Most enlightening with respect to human subsistence evolution are "niche boundary shifts" and how these transitions cluster in time. Prior research has shown, for example, that the development of the large game hunting niche as defined by prime-age-dominant mortality patterns dates to the onset of the Middle Paleolithic period or before. Far more difficult to explain are the downward shifts in trophic level that characterized later humans. The focus on meat exploitation is an obvious necessity for any zooarchaeological project, but there is more reason for it than just this. Meat is one of the very few sources of complete protein in nature, and its rarity sharpens humans' interest in obtaining it in large packages. Large animals are available sporadically, although sharing can help to remedy the unevenness in the supply. The optimal rate of meat consumption is in small but regular doses, however, and small game can represent reliable, continuous sources in some circumstances. Any subsistence behaviors that enhance the predictability of critical nutrients-such as increasing the nutritional yield and/or more efficient harvesting of resilient (very productive) small game-can improve childhood survivorship and thereby swell a population without a change in birthrate. The human "footprint" on Late Pleistocene ecosystems is difficult to deny in many world regions yet it has been equally difficult to separate from independent paleoenvironmental changes. Distinguishing these effects can only be accomplished through careful control of the key variables. Towards this end, geography is held constant in four study areas of the Mediterranean Basin in order to make sense of variation in Paleolithic game use. The project responds to unique opportunities to close significant gaps in each Mediterranean archaeofaunal series and to understand the causes of subsistence change there. The scale at which this research integrates zooarchaeological and stable isotope data has never before been attempted and will provide valuable reference points for scholars of human dietary change in the Paleolithic and for wild species that eventually came under domestication.
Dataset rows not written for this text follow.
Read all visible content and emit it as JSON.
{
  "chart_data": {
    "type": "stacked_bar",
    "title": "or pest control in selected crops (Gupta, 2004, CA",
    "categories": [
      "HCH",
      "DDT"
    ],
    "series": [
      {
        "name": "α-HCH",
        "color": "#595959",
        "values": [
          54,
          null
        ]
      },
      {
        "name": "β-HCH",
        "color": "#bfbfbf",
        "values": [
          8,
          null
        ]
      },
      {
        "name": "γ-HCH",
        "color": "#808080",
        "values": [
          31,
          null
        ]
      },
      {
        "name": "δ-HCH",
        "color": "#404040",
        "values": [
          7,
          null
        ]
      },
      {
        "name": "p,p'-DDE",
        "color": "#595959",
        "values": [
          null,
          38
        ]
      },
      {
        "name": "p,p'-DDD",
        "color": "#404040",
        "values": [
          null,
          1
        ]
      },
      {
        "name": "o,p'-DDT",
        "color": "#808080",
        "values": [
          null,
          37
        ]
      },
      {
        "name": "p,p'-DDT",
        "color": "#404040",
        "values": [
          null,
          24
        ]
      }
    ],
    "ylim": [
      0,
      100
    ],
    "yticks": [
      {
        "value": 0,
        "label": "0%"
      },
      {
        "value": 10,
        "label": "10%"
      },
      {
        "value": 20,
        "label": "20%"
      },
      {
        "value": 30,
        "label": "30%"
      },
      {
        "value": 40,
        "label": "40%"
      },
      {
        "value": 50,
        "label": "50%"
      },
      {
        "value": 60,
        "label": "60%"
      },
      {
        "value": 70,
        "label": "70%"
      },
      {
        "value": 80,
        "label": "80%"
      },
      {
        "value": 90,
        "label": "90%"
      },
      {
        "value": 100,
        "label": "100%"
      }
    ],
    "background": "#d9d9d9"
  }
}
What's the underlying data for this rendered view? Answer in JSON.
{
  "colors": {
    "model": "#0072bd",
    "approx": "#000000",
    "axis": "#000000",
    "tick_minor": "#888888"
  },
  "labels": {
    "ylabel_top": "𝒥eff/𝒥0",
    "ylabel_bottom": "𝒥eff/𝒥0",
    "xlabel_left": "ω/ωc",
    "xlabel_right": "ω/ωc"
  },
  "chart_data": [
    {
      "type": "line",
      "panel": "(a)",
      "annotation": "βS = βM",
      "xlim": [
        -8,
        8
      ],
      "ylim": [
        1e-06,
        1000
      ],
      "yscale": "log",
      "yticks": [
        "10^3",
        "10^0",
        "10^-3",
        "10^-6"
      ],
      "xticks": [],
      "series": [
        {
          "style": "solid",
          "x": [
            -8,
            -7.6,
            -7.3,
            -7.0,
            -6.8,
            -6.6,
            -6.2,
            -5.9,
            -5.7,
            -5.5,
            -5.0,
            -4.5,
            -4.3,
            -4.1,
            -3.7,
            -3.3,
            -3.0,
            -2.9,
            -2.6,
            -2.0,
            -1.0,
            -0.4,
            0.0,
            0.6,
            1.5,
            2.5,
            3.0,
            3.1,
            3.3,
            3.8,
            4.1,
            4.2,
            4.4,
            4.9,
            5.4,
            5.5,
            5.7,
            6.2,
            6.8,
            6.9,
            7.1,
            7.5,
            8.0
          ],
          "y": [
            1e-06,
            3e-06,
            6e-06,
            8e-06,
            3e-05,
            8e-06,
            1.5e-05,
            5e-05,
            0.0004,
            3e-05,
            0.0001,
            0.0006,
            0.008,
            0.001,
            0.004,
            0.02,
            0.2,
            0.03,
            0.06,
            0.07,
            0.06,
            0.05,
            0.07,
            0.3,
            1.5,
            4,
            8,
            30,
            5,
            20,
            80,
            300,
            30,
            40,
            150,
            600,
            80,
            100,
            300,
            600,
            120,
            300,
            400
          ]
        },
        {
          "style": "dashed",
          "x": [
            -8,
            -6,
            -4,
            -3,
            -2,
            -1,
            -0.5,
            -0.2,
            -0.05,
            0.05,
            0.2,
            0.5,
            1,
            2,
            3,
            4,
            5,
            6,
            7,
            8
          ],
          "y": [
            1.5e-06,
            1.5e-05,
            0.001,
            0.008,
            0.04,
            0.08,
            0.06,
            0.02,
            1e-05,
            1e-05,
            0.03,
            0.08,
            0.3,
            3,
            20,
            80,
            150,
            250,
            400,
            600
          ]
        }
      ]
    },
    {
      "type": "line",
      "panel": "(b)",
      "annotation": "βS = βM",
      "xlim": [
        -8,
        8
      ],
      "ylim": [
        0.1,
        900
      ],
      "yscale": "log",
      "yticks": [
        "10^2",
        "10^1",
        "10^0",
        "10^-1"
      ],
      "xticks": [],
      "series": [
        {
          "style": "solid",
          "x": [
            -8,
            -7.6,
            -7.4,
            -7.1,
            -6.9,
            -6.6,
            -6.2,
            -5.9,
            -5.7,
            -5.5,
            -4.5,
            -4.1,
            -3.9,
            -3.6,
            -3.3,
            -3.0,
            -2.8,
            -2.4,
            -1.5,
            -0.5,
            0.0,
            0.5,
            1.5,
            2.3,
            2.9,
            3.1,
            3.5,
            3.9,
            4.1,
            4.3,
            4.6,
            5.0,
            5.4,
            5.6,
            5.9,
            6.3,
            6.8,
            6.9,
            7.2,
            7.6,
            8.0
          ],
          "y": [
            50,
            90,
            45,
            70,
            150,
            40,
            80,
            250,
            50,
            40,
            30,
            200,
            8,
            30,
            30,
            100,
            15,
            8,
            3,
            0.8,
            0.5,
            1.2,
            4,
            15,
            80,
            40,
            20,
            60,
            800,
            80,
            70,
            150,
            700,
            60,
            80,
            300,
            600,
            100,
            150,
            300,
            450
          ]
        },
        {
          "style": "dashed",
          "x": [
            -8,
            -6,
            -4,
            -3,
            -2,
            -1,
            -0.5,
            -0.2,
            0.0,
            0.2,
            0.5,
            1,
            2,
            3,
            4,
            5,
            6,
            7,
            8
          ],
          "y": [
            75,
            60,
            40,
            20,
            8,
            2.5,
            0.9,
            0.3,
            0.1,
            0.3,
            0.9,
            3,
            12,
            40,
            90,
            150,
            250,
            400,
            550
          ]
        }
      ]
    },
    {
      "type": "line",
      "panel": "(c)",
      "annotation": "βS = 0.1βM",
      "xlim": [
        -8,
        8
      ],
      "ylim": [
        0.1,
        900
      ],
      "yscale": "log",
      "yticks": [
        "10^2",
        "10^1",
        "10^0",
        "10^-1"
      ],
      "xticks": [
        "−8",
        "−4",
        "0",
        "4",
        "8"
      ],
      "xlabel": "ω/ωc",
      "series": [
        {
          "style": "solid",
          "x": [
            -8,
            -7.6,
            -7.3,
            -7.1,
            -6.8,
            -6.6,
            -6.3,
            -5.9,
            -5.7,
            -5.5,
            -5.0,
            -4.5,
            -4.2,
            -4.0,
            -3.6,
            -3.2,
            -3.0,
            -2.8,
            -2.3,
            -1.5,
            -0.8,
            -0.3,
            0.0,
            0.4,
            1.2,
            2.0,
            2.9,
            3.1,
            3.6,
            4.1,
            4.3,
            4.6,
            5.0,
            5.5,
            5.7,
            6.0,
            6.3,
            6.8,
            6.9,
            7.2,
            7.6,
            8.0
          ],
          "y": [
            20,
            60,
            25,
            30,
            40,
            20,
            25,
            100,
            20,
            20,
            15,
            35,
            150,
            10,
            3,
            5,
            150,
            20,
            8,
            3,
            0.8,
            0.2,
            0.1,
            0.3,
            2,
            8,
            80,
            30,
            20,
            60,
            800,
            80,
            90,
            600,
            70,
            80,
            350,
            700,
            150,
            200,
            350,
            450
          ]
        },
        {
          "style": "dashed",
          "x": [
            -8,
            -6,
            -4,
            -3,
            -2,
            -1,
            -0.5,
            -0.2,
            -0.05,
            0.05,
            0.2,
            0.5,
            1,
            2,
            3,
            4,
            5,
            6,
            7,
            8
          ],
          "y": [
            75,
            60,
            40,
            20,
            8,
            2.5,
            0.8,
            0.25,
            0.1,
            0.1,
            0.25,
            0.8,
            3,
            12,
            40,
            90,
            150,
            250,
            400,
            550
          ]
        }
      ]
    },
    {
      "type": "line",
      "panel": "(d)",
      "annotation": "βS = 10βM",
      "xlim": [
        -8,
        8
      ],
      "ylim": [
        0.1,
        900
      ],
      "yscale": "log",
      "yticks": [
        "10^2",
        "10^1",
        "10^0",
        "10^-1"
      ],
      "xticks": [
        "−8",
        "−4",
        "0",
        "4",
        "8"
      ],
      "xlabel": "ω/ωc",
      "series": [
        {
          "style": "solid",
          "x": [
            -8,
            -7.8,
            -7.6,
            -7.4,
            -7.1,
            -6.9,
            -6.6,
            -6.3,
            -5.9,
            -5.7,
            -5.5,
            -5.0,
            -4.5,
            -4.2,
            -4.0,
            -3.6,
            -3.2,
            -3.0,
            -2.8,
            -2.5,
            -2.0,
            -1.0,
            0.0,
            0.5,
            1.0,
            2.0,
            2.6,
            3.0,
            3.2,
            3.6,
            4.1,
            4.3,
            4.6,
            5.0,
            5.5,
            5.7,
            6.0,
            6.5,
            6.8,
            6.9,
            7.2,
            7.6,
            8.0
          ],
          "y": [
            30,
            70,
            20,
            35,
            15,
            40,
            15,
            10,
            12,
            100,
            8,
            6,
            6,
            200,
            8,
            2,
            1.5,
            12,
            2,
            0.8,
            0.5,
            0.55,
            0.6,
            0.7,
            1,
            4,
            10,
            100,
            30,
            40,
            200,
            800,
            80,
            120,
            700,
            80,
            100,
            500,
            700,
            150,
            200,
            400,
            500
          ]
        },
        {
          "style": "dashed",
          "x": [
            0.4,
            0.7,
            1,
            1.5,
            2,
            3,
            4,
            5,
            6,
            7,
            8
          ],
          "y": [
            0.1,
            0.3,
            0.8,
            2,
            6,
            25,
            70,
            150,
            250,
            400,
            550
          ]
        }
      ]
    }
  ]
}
The outcomes of the research are relevant to global questions about the relation between human demography, predatory niche, and animal community changes. The new assemblages targeted by this study will also greatly enhance the value of existing large data sets and help clarify the timing and geographic centers of rapid population growth during the later Pleistocene. To date, most information on human population history has been obtained from comparisons of modern human genetic diversity, which on the whole suggest several demographic pulses originating from western Asia and/or Africa. Time is the most difficult variable to control in these studies, because the biological clocks inferred from gene mutation rates are notoriously inaccurate. By contrast, human demographic pulses evidenced by the zooarchaeological record can be dated by radiometric techniques and their geographic positions compared.
The research program fosters international collaboration in four host countries, where Stiner and students will work directly with local archaeologists and other scientists. A significant proportion of this grant will fund cost-effective graduate student research in the context of cross-disciplinary science. The research also addresses a larger need for integrative approaches with an evolutionary time depth for documenting the long-term place of people in ecosystems, a plea underscored recently by the scientists hosted by the NSF-funded Santa Fe Institute conference in May 2003 on "The Robustness of Coupled Natural and Human Systems".